Em quatro temporadas, Chamba se tornou um dos pilotos mais proeminentes do circuito asiático. Ele correu por equipes ucranianas, malaias e taiwanesas e venceu o Tour da Tailândia, o campeonato nacional da Mongólia (11 ciclistas no pelotão) e etapas em várias corridas que lhe renderam valiosos pontos UCI. Uma mina de ouro para equipes europeias que buscam ciclistas com uma boa pontuação que lhes permita sobreviver na classificação da liga. Um verdadeiro deleite para Burgos, que o contratou para a temporada de 2024. “Fizemos a campanha asiática com a equipe e percebemos que Chamba era o piloto mais consistente e que tinha muitos pontos na Ásia, um bom investimento. E é por isso que o contratamos, sem mais delongas", diz Julio Andrés Izquierdo, chefe do time da segunda divisão espanhola. “Ele se deu muito bem na Ásia, mas aqui ele tem dificuldades. No primeiro ano ele teve um pouco de dificuldade de adaptação, principalmente porque o fizemos estrear no WorldTour na Volta à Catalunha… Mas este ano ele já está entrando em forma.”
O campeão mongol não é o único ciclista exótico da equipe da austera capital castelhana. Em O gran Camiño também estão presentes um neozelandês (Josh Burnett), o campeão do Uruguai (Eric Fagúndez) e o campeão da Guatemala (Sergio Chumil). Todos eles, assim como Chamba, estão hospedados pela equipe em um hotel na cidade.
Chamba se define como um corredor completo, um escalador para subidas de no máximo 10 ou 20 minutos e um bom contrarrelógio, além de um velocista. “Eu sou o que a geografia da Mongólia fez de mim, um grande país, embora a maioria de nós viva em Ulaanbaatar, a estepe, grandes planícies a 1.500 metros acima do nível do mar, e sempre muito ventoso e muito frio”, explica ele. “Minha família inteira mora na Mongólia, mas comecei a sair do país quando tinha 15 anos. É tão frio que mal consigo treinar e passo no máximo dois meses por ano lá. O resto de mim está na Espanha ou treinando no sul da Ásia, China ou Tailândia, onde sempre faz calor.”

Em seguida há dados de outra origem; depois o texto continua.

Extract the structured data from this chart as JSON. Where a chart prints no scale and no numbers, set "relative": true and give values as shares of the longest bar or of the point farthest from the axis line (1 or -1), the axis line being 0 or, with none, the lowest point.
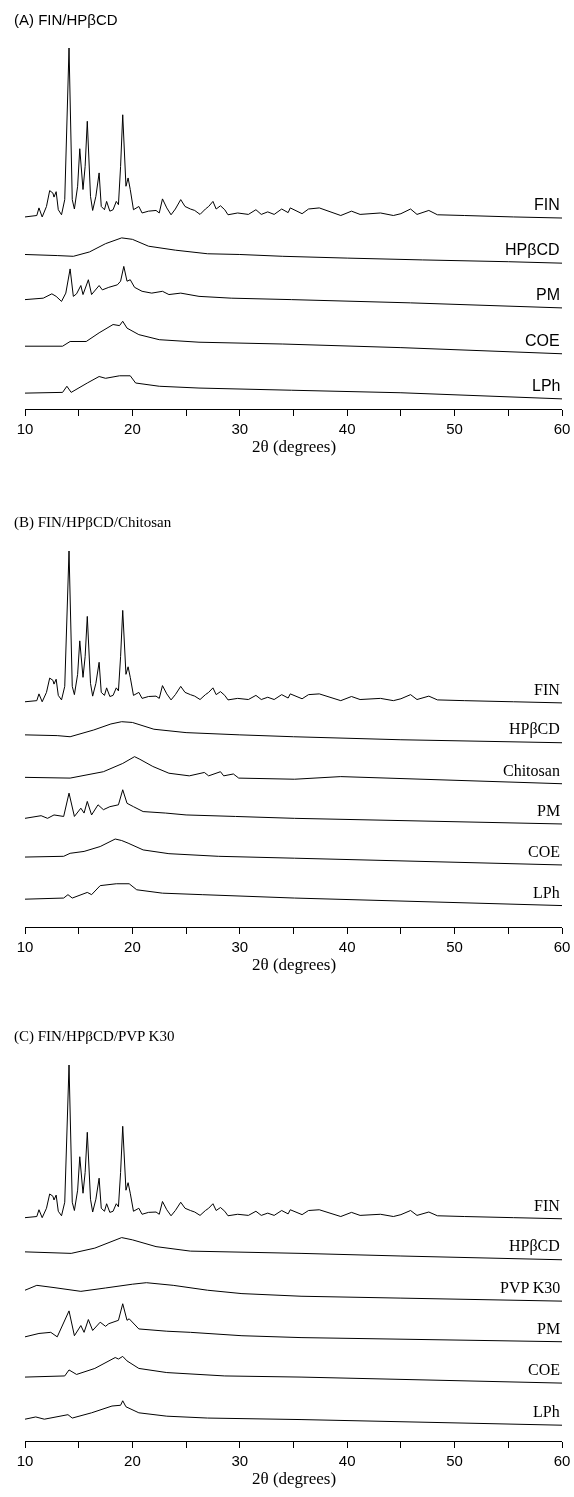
{
  "chart_data": [
    {
      "type": "line",
      "title": "(A) FIN/HPβCD",
      "xlabel": "2θ (degrees)",
      "relative": true,
      "tick_labels": "x",
      "xlim": [
        10,
        60
      ],
      "xticks": [
        10,
        {
          "value": 15,
          "label": null
        },
        20,
        {
          "value": 25,
          "label": null
        },
        30,
        {
          "value": 35,
          "label": null
        },
        40,
        {
          "value": 45,
          "label": null
        },
        50,
        {
          "value": 55,
          "label": null
        },
        60
      ],
      "series": [
        {
          "name": "FIN",
          "color": "#000000",
          "x": [
            10.0,
            11.1,
            11.3,
            11.6,
            12.0,
            12.3,
            12.6,
            12.7,
            12.9,
            13.1,
            13.4,
            13.7,
            14.1,
            14.4,
            14.6,
            14.9,
            15.1,
            15.4,
            15.6,
            15.8,
            16.1,
            16.3,
            16.6,
            16.9,
            17.1,
            17.4,
            17.6,
            17.9,
            18.2,
            18.5,
            18.7,
            18.9,
            19.1,
            19.4,
            19.6,
            19.8,
            20.1,
            20.6,
            20.9,
            21.5,
            22.2,
            22.5,
            22.8,
            23.2,
            23.6,
            24.0,
            24.5,
            24.9,
            25.4,
            25.8,
            26.3,
            26.8,
            27.1,
            27.5,
            27.8,
            28.2,
            28.6,
            28.9,
            29.8,
            30.8,
            31.5,
            32.0,
            32.6,
            33.2,
            33.9,
            34.5,
            34.7,
            35.8,
            36.4,
            37.4,
            39.4,
            40.4,
            41.2,
            43.1,
            44.3,
            45.0,
            45.9,
            46.5,
            47.6,
            48.4,
            50.9,
            55.5,
            60.0
          ],
          "values": [
            0.532,
            0.536,
            0.557,
            0.532,
            0.561,
            0.605,
            0.598,
            0.587,
            0.602,
            0.552,
            0.538,
            0.58,
            1.0,
            0.58,
            0.554,
            0.617,
            0.721,
            0.608,
            0.672,
            0.797,
            0.589,
            0.55,
            0.589,
            0.654,
            0.561,
            0.552,
            0.575,
            0.548,
            0.552,
            0.575,
            0.566,
            0.672,
            0.815,
            0.617,
            0.64,
            0.608,
            0.552,
            0.561,
            0.543,
            0.548,
            0.55,
            0.543,
            0.582,
            0.557,
            0.538,
            0.554,
            0.58,
            0.561,
            0.554,
            0.55,
            0.539,
            0.554,
            0.561,
            0.575,
            0.554,
            0.563,
            0.552,
            0.538,
            0.543,
            0.539,
            0.552,
            0.539,
            0.546,
            0.539,
            0.554,
            0.544,
            0.557,
            0.541,
            0.554,
            0.557,
            0.536,
            0.548,
            0.539,
            0.543,
            0.536,
            0.541,
            0.554,
            0.539,
            0.55,
            0.538,
            0.536,
            0.532,
            0.529
          ]
        },
        {
          "name": "HPβCD",
          "color": "#000000",
          "x": [
            10,
            13,
            14.5,
            16,
            17.5,
            19,
            20,
            21.5,
            24,
            27,
            30,
            34,
            40,
            47,
            55,
            60
          ],
          "values": [
            0.428,
            0.425,
            0.423,
            0.435,
            0.458,
            0.474,
            0.47,
            0.451,
            0.44,
            0.43,
            0.428,
            0.423,
            0.418,
            0.413,
            0.408,
            0.404
          ]
        },
        {
          "name": "PM",
          "color": "#000000",
          "x": [
            10,
            11.7,
            12.5,
            12.9,
            13.4,
            13.8,
            14.2,
            14.5,
            14.8,
            15.2,
            15.4,
            15.9,
            16.2,
            16.9,
            17.2,
            17.8,
            18.6,
            18.9,
            19.2,
            19.5,
            19.8,
            20.2,
            20.9,
            21.8,
            22.8,
            23.4,
            24.5,
            26.2,
            29.2,
            34.8,
            45.9,
            60
          ],
          "values": [
            0.303,
            0.307,
            0.319,
            0.312,
            0.298,
            0.321,
            0.388,
            0.312,
            0.319,
            0.342,
            0.317,
            0.358,
            0.317,
            0.342,
            0.33,
            0.337,
            0.344,
            0.354,
            0.395,
            0.354,
            0.358,
            0.337,
            0.326,
            0.321,
            0.326,
            0.317,
            0.321,
            0.312,
            0.307,
            0.303,
            0.294,
            0.28
          ]
        },
        {
          "name": "COE",
          "color": "#000000",
          "x": [
            10,
            13.5,
            14.2,
            15.7,
            16.9,
            18.2,
            18.8,
            19.1,
            19.5,
            20.6,
            22.5,
            26.2,
            34,
            45,
            60
          ],
          "values": [
            0.174,
            0.174,
            0.187,
            0.187,
            0.211,
            0.234,
            0.231,
            0.243,
            0.224,
            0.206,
            0.192,
            0.185,
            0.18,
            0.17,
            0.153
          ]
        },
        {
          "name": "LPh",
          "color": "#000000",
          "x": [
            10,
            13.5,
            13.9,
            14.3,
            15.8,
            16.9,
            17.5,
            18.8,
            19.8,
            20.3,
            22.5,
            26.2,
            34.8,
            45,
            60
          ],
          "values": [
            0.044,
            0.046,
            0.063,
            0.046,
            0.072,
            0.09,
            0.085,
            0.092,
            0.092,
            0.072,
            0.063,
            0.058,
            0.052,
            0.045,
            0.028
          ]
        }
      ]
    },
    {
      "type": "line",
      "title": "(B) FIN/HPβCD/Chitosan",
      "xlabel": "2θ (degrees)",
      "relative": true,
      "tick_labels": "x",
      "xlim": [
        10,
        60
      ],
      "xticks": [
        10,
        {
          "value": 15,
          "label": null
        },
        20,
        {
          "value": 25,
          "label": null
        },
        30,
        {
          "value": 35,
          "label": null
        },
        40,
        {
          "value": 45,
          "label": null
        },
        50,
        {
          "value": 55,
          "label": null
        },
        60
      ],
      "series": [
        {
          "name": "FIN",
          "color": "#000000",
          "x": [
            10.0,
            11.1,
            11.3,
            11.6,
            12.0,
            12.3,
            12.6,
            12.7,
            12.9,
            13.1,
            13.4,
            13.7,
            14.1,
            14.4,
            14.6,
            14.9,
            15.1,
            15.4,
            15.6,
            15.8,
            16.1,
            16.3,
            16.6,
            16.9,
            17.1,
            17.4,
            17.6,
            17.9,
            18.2,
            18.5,
            18.7,
            18.9,
            19.1,
            19.4,
            19.6,
            19.8,
            20.1,
            20.6,
            20.9,
            21.5,
            22.2,
            22.5,
            22.8,
            23.2,
            23.6,
            24.0,
            24.5,
            24.9,
            25.4,
            25.8,
            26.3,
            26.8,
            27.1,
            27.5,
            27.8,
            28.2,
            28.6,
            28.9,
            29.8,
            30.8,
            31.5,
            32.0,
            32.6,
            33.2,
            33.9,
            34.5,
            34.7,
            35.8,
            36.4,
            37.4,
            39.4,
            40.4,
            41.2,
            43.1,
            44.3,
            45.0,
            45.9,
            46.5,
            47.6,
            48.4,
            50.9,
            55.5,
            60.0
          ],
          "values": [
            0.599,
            0.602,
            0.62,
            0.599,
            0.624,
            0.662,
            0.656,
            0.646,
            0.659,
            0.616,
            0.604,
            0.64,
            1.0,
            0.64,
            0.618,
            0.672,
            0.761,
            0.664,
            0.719,
            0.826,
            0.648,
            0.614,
            0.648,
            0.704,
            0.624,
            0.616,
            0.636,
            0.613,
            0.616,
            0.636,
            0.628,
            0.719,
            0.842,
            0.672,
            0.692,
            0.664,
            0.616,
            0.624,
            0.608,
            0.613,
            0.614,
            0.608,
            0.642,
            0.62,
            0.604,
            0.618,
            0.64,
            0.624,
            0.618,
            0.614,
            0.605,
            0.618,
            0.624,
            0.636,
            0.618,
            0.626,
            0.616,
            0.604,
            0.608,
            0.605,
            0.616,
            0.605,
            0.611,
            0.605,
            0.618,
            0.609,
            0.62,
            0.607,
            0.618,
            0.62,
            0.602,
            0.613,
            0.605,
            0.608,
            0.602,
            0.607,
            0.618,
            0.605,
            0.614,
            0.604,
            0.602,
            0.599,
            0.596
          ]
        },
        {
          "name": "HPβCD",
          "color": "#000000",
          "x": [
            10,
            13,
            14.2,
            16.4,
            18,
            19,
            20,
            22,
            25,
            30,
            35,
            45,
            60
          ],
          "values": [
            0.511,
            0.509,
            0.506,
            0.524,
            0.54,
            0.546,
            0.544,
            0.526,
            0.517,
            0.511,
            0.506,
            0.498,
            0.49
          ]
        },
        {
          "name": "Chitosan",
          "color": "#000000",
          "x": [
            10,
            14.2,
            17.3,
            19.1,
            20.2,
            20.7,
            21.9,
            23.4,
            25.3,
            26.7,
            27.1,
            28.2,
            28.5,
            29.4,
            29.9,
            35.1,
            39.4,
            60
          ],
          "values": [
            0.398,
            0.396,
            0.413,
            0.435,
            0.453,
            0.446,
            0.427,
            0.409,
            0.402,
            0.411,
            0.402,
            0.413,
            0.402,
            0.407,
            0.396,
            0.393,
            0.4,
            0.381
          ]
        },
        {
          "name": "PM",
          "color": "#000000",
          "x": [
            10,
            11.5,
            12.1,
            12.7,
            13.6,
            14.1,
            14.6,
            15.2,
            15.5,
            15.8,
            16.2,
            16.8,
            17.3,
            17.9,
            18.7,
            19.1,
            19.5,
            20.1,
            21.0,
            23.1,
            25.0,
            29.6,
            35.1,
            60
          ],
          "values": [
            0.289,
            0.296,
            0.289,
            0.298,
            0.294,
            0.356,
            0.294,
            0.316,
            0.303,
            0.334,
            0.298,
            0.325,
            0.312,
            0.32,
            0.325,
            0.365,
            0.329,
            0.32,
            0.307,
            0.303,
            0.298,
            0.294,
            0.289,
            0.274
          ]
        },
        {
          "name": "COE",
          "color": "#000000",
          "x": [
            10,
            13.6,
            14.2,
            15.5,
            17.0,
            18.4,
            19.0,
            19.6,
            21.0,
            23.4,
            28.0,
            35.1,
            60
          ],
          "values": [
            0.186,
            0.188,
            0.196,
            0.201,
            0.214,
            0.234,
            0.23,
            0.223,
            0.205,
            0.195,
            0.188,
            0.183,
            0.165
          ]
        },
        {
          "name": "LPh",
          "color": "#000000",
          "x": [
            10,
            13.6,
            14.0,
            14.4,
            15.8,
            16.2,
            17.0,
            18.5,
            19.7,
            20.4,
            22.8,
            26.5,
            35.1,
            60
          ],
          "values": [
            0.074,
            0.077,
            0.086,
            0.077,
            0.092,
            0.086,
            0.11,
            0.115,
            0.115,
            0.099,
            0.09,
            0.086,
            0.077,
            0.057
          ]
        }
      ]
    },
    {
      "type": "line",
      "title": "(C) FIN/HPβCD/PVP K30",
      "xlabel": "2θ (degrees)",
      "relative": true,
      "tick_labels": "x",
      "xlim": [
        10,
        60
      ],
      "xticks": [
        10,
        {
          "value": 15,
          "label": null
        },
        20,
        {
          "value": 25,
          "label": null
        },
        30,
        {
          "value": 35,
          "label": null
        },
        40,
        {
          "value": 45,
          "label": null
        },
        50,
        {
          "value": 55,
          "label": null
        },
        60
      ],
      "series": [
        {
          "name": "FIN",
          "color": "#000000",
          "x": [
            10.0,
            11.1,
            11.3,
            11.6,
            12.0,
            12.3,
            12.6,
            12.7,
            12.9,
            13.1,
            13.4,
            13.7,
            14.1,
            14.4,
            14.6,
            14.9,
            15.1,
            15.4,
            15.6,
            15.8,
            16.1,
            16.3,
            16.6,
            16.9,
            17.1,
            17.4,
            17.6,
            17.9,
            18.2,
            18.5,
            18.7,
            18.9,
            19.1,
            19.4,
            19.6,
            19.8,
            20.1,
            20.6,
            20.9,
            21.5,
            22.2,
            22.5,
            22.8,
            23.2,
            23.6,
            24.0,
            24.5,
            24.9,
            25.4,
            25.8,
            26.3,
            26.8,
            27.1,
            27.5,
            27.8,
            28.2,
            28.6,
            28.9,
            29.8,
            30.8,
            31.5,
            32.0,
            32.6,
            33.2,
            33.9,
            34.5,
            34.7,
            35.8,
            36.4,
            37.4,
            39.4,
            40.4,
            41.2,
            43.1,
            44.3,
            45.0,
            45.9,
            46.5,
            47.6,
            48.4,
            50.9,
            55.5,
            60.0
          ],
          "values": [
            0.594,
            0.597,
            0.615,
            0.594,
            0.619,
            0.657,
            0.651,
            0.641,
            0.654,
            0.611,
            0.599,
            0.635,
            1.0,
            0.635,
            0.613,
            0.667,
            0.756,
            0.659,
            0.714,
            0.821,
            0.643,
            0.609,
            0.643,
            0.699,
            0.619,
            0.611,
            0.631,
            0.608,
            0.611,
            0.631,
            0.623,
            0.714,
            0.837,
            0.667,
            0.687,
            0.659,
            0.611,
            0.619,
            0.603,
            0.608,
            0.609,
            0.603,
            0.637,
            0.615,
            0.599,
            0.613,
            0.635,
            0.619,
            0.613,
            0.609,
            0.6,
            0.613,
            0.619,
            0.631,
            0.613,
            0.621,
            0.611,
            0.599,
            0.603,
            0.6,
            0.611,
            0.6,
            0.606,
            0.6,
            0.613,
            0.604,
            0.615,
            0.602,
            0.613,
            0.615,
            0.597,
            0.608,
            0.6,
            0.603,
            0.597,
            0.602,
            0.613,
            0.6,
            0.609,
            0.599,
            0.597,
            0.594,
            0.591
          ]
        },
        {
          "name": "HPβCD",
          "color": "#000000",
          "x": [
            10,
            14.3,
            16.5,
            19.0,
            20.0,
            22.2,
            25.4,
            35.7,
            45,
            60
          ],
          "values": [
            0.503,
            0.499,
            0.513,
            0.541,
            0.535,
            0.517,
            0.505,
            0.499,
            0.492,
            0.482
          ]
        },
        {
          "name": "PVP K30",
          "color": "#000000",
          "x": [
            10,
            11.1,
            12.7,
            15.2,
            17.5,
            20.0,
            21.3,
            23.8,
            27.0,
            30.2,
            35.7,
            45,
            60
          ],
          "values": [
            0.401,
            0.414,
            0.408,
            0.398,
            0.407,
            0.417,
            0.421,
            0.414,
            0.401,
            0.392,
            0.385,
            0.38,
            0.372
          ]
        },
        {
          "name": "PM",
          "color": "#000000",
          "x": [
            10,
            11.3,
            12.4,
            13.0,
            14.1,
            14.6,
            15.2,
            15.5,
            15.9,
            16.3,
            17.0,
            17.5,
            17.8,
            18.7,
            19.1,
            19.5,
            19.7,
            20.6,
            23.2,
            25.4,
            30.2,
            35.7,
            60
          ],
          "values": [
            0.277,
            0.286,
            0.289,
            0.277,
            0.346,
            0.28,
            0.307,
            0.289,
            0.323,
            0.294,
            0.316,
            0.305,
            0.312,
            0.321,
            0.365,
            0.321,
            0.325,
            0.298,
            0.292,
            0.289,
            0.28,
            0.275,
            0.264
          ]
        },
        {
          "name": "COE",
          "color": "#000000",
          "x": [
            10,
            13.7,
            14.1,
            14.8,
            16.5,
            18.4,
            18.7,
            19.1,
            19.5,
            20.6,
            23.2,
            28.6,
            35.7,
            60
          ],
          "values": [
            0.17,
            0.173,
            0.189,
            0.177,
            0.193,
            0.222,
            0.218,
            0.225,
            0.213,
            0.193,
            0.182,
            0.173,
            0.17,
            0.154
          ]
        },
        {
          "name": "LPh",
          "color": "#000000",
          "x": [
            10,
            11.0,
            11.8,
            14.0,
            14.4,
            16.2,
            18.1,
            18.9,
            19.1,
            19.4,
            20.6,
            23.2,
            27.0,
            35.7,
            60
          ],
          "values": [
            0.058,
            0.064,
            0.058,
            0.07,
            0.061,
            0.075,
            0.093,
            0.095,
            0.107,
            0.091,
            0.075,
            0.066,
            0.061,
            0.057,
            0.042
          ]
        }
      ]
    }
  ]
}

Pela refinaria em direção à praia de Leça, e à piscina natural de Siza Vieira, chega a Matonsinhos com o pelotão Chamba. Ele compete na corrida de velocidade e está em 14º lugar. Melhor o mongol de roxo do que Urko Berrade, o favorito de Kern, que furou e perdeu um minuto. “Não vou parar até atingir meus objetivos”, diz Chamba, uma presença não tão exótica no pelotão proletário. “Vou participar de uma grande volta.” Poucos minutos após sua fácil vitória sobre o colombiano Santiago Mesa, de Porriño, atrás da cerca, nas pedras da cachoeira Sardoal, o vencedor dinamarquês toma um longo gole de uma garrafa de shake de recuperação, se abaixa e vomita. Todos, até mesmo os campeões, são, no fundo, proletários do pedal.